Looking at the recent burst of checkins for the Unicode implementation completely bypassing the standard SF procedure and possible comments I might have on the different approaches, I guess I've been ruled out as maintainer and designer of the Unicode implementation.
Well, I guess that's how things go. Was nice working for you guys, but no longer is... I'm tired of having to defend myself against meta-comments about the design, uncontrolled checkins and no true backup about my standing in all this from Guido.
Perhaps I am misunderstanding the role of a maintainer and implementation designer, but as it is all respect for the work I've put into all this seems faded. That's the conclusion I draw from recent postings by Martin and Fredrik and their nightly "takeover".
Thanks,
Marc-Andre Lemburg
[For those of us to whom Marc-Andre's complaint comes as a total surprise: there was a thread on i18n-sig about whether we should support Unicode surrogates, followed by a conclusion to skip surrogates and jump directly to optional support for UCS-4, followed by some checkins that enabled a configuration choice between UCS-2 and UCS-4, and code to make it work. As a side effect, surrogate support in the UCS-2 version actually improved slightly.]
Now, now, Marc-Andre.
The only comments I recall from you on my "surrogates: just say no" post seemed favorable, except that you proposed to to all the way and make UCS-4 mandatory. I explained why I didn't want to go that far, and why I didn't believe your arguments against giving users a choice. I didn't hear back from you then, and I didn't think you could have much of a problem with my position.
Our process requires the use of the SF patch manager only for controversial changes. Based on your feedback, I didn't think there was anything controversial about the changes that Fredrik and Martin have made! (If there was, IMO it was temporarily breaking the Windows build and the test suite -- but that's all fixed now.)
I don't understand where you get the idea that we lost respect for your work!

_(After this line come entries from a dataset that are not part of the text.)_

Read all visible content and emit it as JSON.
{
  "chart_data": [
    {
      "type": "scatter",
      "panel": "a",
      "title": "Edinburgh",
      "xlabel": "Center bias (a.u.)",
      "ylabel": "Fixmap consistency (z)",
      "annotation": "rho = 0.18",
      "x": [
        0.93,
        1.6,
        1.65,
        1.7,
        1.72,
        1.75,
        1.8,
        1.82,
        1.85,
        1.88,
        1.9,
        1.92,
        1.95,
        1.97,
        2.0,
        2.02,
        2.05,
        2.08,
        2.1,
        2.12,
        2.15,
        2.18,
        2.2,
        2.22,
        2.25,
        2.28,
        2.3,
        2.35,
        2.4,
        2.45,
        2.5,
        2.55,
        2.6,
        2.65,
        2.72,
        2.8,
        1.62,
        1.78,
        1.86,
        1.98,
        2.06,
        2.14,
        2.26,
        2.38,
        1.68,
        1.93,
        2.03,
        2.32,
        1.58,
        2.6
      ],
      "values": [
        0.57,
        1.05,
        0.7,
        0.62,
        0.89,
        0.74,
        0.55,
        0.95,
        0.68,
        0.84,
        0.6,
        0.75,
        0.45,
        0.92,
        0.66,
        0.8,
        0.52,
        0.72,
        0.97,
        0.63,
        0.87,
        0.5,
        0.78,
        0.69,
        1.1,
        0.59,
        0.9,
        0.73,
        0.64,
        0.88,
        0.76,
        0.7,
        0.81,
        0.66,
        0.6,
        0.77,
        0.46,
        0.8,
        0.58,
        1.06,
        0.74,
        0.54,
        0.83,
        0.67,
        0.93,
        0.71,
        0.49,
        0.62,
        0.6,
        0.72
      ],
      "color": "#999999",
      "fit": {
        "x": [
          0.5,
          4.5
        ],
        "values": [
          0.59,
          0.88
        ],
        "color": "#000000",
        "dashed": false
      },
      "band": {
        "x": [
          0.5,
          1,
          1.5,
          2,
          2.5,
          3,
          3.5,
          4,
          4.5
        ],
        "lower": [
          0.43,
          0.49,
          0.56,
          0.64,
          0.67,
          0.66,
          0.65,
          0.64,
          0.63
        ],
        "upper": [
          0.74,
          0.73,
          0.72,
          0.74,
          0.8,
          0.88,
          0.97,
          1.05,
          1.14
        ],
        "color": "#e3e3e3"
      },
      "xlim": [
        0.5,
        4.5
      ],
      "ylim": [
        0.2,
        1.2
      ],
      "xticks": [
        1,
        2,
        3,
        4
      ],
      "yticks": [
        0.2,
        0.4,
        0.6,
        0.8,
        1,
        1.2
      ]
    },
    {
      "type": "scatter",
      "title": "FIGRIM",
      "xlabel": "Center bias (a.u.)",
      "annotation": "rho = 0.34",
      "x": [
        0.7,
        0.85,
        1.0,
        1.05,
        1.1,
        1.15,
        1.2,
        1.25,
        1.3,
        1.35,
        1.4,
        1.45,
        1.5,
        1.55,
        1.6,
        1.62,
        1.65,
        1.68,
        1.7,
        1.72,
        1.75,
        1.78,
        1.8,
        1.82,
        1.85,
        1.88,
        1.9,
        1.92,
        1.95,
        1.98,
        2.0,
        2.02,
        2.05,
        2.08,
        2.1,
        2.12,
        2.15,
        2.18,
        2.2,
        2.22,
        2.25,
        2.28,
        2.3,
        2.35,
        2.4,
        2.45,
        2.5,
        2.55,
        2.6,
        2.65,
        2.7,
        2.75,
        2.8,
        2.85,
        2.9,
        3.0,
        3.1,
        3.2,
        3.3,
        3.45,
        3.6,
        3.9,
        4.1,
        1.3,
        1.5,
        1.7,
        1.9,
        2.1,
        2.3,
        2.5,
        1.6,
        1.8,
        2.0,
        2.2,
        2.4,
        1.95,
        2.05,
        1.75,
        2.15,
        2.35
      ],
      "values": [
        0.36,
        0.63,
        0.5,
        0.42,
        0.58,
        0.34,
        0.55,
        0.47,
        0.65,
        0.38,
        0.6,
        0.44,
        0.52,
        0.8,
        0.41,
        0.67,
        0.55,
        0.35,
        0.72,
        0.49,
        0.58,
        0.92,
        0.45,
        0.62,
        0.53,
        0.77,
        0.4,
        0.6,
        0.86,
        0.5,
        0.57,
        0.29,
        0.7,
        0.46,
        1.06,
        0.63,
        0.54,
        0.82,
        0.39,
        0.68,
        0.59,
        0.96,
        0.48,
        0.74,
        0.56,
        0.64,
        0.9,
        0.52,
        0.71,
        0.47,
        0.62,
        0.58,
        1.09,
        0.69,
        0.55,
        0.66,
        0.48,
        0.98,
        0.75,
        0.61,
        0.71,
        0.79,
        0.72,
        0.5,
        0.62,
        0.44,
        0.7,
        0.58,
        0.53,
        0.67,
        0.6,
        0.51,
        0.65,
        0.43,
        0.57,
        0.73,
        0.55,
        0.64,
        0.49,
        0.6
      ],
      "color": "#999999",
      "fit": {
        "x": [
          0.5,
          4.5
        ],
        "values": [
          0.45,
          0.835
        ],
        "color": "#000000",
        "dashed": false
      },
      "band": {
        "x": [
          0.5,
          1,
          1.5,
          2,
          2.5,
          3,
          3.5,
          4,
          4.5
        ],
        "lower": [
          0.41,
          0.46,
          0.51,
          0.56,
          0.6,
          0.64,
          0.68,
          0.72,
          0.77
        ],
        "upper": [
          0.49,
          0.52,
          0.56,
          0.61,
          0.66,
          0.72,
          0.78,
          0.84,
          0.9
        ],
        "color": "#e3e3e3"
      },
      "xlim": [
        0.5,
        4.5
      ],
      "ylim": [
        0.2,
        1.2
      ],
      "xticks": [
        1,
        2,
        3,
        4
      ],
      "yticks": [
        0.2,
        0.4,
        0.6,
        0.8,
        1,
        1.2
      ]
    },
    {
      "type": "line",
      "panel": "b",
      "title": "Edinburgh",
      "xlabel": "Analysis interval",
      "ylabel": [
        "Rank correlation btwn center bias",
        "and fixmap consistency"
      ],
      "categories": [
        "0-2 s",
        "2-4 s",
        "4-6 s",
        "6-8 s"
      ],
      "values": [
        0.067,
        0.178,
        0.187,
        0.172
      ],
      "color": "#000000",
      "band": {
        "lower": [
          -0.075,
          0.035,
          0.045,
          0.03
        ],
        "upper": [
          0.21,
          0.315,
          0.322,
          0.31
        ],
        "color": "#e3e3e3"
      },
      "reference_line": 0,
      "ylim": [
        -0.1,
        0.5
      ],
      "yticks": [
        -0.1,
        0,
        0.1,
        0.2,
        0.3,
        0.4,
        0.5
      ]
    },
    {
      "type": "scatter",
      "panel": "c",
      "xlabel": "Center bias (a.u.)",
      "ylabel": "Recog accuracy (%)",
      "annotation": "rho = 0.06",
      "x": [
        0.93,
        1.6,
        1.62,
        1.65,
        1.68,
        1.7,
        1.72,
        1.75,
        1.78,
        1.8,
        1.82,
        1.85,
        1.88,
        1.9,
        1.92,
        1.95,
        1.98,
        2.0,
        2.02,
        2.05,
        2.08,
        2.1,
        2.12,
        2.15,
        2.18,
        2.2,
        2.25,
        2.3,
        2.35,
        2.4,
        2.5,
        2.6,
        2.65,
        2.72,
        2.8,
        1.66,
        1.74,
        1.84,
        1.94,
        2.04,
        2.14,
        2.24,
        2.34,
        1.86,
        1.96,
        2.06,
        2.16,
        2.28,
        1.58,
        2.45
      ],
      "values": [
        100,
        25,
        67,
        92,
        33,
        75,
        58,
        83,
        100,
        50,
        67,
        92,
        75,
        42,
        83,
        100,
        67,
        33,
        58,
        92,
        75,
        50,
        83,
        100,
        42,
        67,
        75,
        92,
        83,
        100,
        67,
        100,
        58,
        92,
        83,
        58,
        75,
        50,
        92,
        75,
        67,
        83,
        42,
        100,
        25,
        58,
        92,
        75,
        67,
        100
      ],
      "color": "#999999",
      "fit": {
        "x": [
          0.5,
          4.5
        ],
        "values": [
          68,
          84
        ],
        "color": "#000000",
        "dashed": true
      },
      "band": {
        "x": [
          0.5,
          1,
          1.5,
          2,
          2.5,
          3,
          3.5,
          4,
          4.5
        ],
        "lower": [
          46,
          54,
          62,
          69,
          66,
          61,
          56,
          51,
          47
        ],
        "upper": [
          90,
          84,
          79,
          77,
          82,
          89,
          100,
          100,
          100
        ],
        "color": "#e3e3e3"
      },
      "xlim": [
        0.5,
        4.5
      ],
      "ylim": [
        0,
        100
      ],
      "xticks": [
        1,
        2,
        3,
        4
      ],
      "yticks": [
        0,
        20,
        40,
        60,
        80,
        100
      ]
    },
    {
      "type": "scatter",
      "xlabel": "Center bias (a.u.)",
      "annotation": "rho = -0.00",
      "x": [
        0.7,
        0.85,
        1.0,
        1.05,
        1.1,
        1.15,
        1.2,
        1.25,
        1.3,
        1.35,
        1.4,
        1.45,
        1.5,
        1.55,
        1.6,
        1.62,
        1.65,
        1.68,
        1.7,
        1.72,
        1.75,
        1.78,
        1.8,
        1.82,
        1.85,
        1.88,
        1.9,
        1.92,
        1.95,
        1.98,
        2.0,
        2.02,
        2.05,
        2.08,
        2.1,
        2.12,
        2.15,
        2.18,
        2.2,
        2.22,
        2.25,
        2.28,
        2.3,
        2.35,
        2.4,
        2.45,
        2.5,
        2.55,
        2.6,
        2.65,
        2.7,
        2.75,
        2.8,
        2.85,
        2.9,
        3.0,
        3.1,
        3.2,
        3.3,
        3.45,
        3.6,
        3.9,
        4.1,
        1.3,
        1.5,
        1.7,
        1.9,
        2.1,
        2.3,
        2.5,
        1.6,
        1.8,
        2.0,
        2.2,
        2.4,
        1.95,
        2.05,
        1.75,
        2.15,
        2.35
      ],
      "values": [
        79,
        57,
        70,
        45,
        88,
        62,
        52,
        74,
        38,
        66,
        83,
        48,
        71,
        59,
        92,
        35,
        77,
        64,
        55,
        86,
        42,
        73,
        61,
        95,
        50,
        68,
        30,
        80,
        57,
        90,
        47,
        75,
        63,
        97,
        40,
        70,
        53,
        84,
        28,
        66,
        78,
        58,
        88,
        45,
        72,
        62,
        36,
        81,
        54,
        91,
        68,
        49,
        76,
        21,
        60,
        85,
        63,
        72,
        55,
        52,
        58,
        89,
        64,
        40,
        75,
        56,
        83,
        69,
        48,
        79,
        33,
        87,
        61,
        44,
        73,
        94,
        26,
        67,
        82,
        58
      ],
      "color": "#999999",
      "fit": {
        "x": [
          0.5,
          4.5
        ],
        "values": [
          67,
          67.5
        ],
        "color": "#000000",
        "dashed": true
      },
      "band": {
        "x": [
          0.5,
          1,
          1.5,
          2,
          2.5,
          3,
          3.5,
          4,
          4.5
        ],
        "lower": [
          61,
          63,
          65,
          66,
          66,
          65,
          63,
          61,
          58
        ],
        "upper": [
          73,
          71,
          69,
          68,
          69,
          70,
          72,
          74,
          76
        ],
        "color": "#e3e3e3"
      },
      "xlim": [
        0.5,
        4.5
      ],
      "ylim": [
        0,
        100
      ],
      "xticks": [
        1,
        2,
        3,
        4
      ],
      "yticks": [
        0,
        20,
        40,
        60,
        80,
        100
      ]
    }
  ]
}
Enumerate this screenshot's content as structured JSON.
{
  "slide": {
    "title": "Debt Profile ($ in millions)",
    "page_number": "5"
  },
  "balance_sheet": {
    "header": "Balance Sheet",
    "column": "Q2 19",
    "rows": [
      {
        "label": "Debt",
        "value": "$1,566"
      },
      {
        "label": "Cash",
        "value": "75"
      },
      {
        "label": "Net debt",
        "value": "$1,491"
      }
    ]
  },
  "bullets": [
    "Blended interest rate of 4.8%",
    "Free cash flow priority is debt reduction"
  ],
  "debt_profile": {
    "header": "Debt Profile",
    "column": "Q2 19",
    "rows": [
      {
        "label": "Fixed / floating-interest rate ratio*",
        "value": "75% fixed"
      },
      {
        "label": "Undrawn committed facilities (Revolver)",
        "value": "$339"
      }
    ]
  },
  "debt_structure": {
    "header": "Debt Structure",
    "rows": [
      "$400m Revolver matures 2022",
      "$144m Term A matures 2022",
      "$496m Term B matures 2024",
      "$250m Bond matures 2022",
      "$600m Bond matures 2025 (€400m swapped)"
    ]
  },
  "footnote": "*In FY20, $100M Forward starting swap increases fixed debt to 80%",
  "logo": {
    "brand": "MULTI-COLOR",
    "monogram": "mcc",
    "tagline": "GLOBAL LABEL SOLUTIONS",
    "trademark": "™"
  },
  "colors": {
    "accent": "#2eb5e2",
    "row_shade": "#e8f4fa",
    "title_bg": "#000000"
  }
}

In fact, the fact that it was so easy to make the changes suggested to me that the original design was well suited to this particular change (as opposed to the surrugate support proposals, which all sounded like they would require a *lot* of changes).
I don't think that we have very strict roles in this community anyway. (My role as BDFL excluded -- that's why I get to write this response. :-) I'd say that Fredrik owns SRE, because he has asserted that ownership at various times: he's undone changes by others that broke the 1.5.2 support, for example.
But the Unicode support in Python isn't owned by one person: many folks have contributed to that, including Fredrik, who designed and wrote the original Unicode string object implementation.
If you have specific comments about the changes made, please be specific. If you feel slighted by meta-comments, please also be specific. I don't think I've said anything derogatory about you or your design.
Paul Prescod offered to write a PEP on this issue. My cynical half believes that we'll never hear from him again, but my optimistic half hopes that he'll actually write one, so that we'll be able to discuss the various issues for the users with the users. I encourage you to co-author the PEP, since you have a lot of background knowledge about the issues.
BTW, I think that Misc/unicode.txt should be converted to a PEP, for the historic record. It was very much a PEP before the PEP process was invented. Barry, how much work would this be? No editing needed, just formatting, and assignment of a PEP number (the lower the better).